Doctor of Business Administration (DBA)


Richard Fendler


Financial Adversity, Small Business Enterprises, Success, Resiliency, Alabama




Financial adversity experienced by small business enterprises are harmful to the internal cash flows, productivity, and long-term success of the small business. In previous literature a majority of the focus of research is on the causes of small business failure whether it be financial, operational, or other factors. This has led to a gap in the literature on how businesses that experience financial adversity can still be successful and resilient. This correlational quantitative study examined the relationships between financial adversity and small Business Success and resiliency for small businesses in the state of Alabama. The statistical analysis determined that higher levels of financial adversity correlated with lower levels of Business Success. The analysis found evidence of a significant differences between certain industries that the small business operated in and their potential for success and resiliency.
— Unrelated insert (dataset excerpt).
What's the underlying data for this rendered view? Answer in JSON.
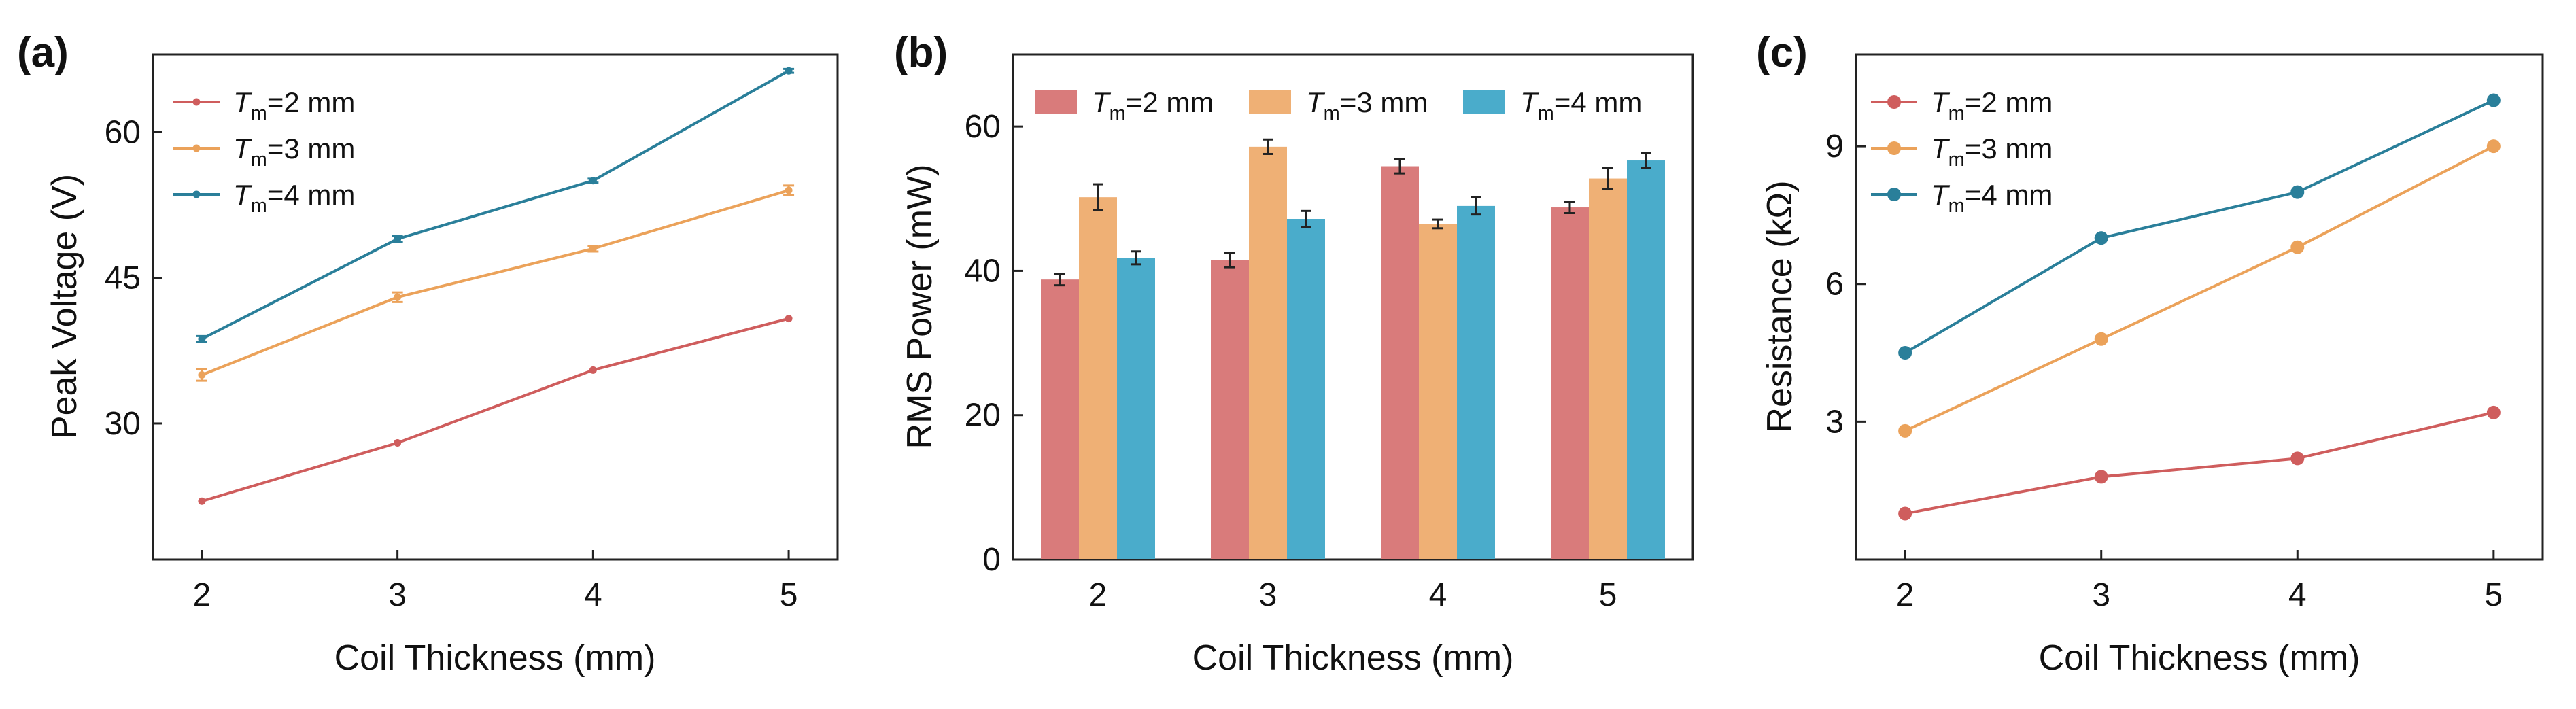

Finally, the study was able to identify different business characteristics that were significant predictors of Business Success and resiliency. These predictors include age, race, previous industry experience, financial management literacy, innovation, and level of financial adversity. With these findings small businesses in Alabama will be able to address different characteristics in order to lessen their financial adversity in order to be successful. Small businesses will also be able to take the identified business characteristics and improve on them where needed to increase their likelihood for success and resiliency.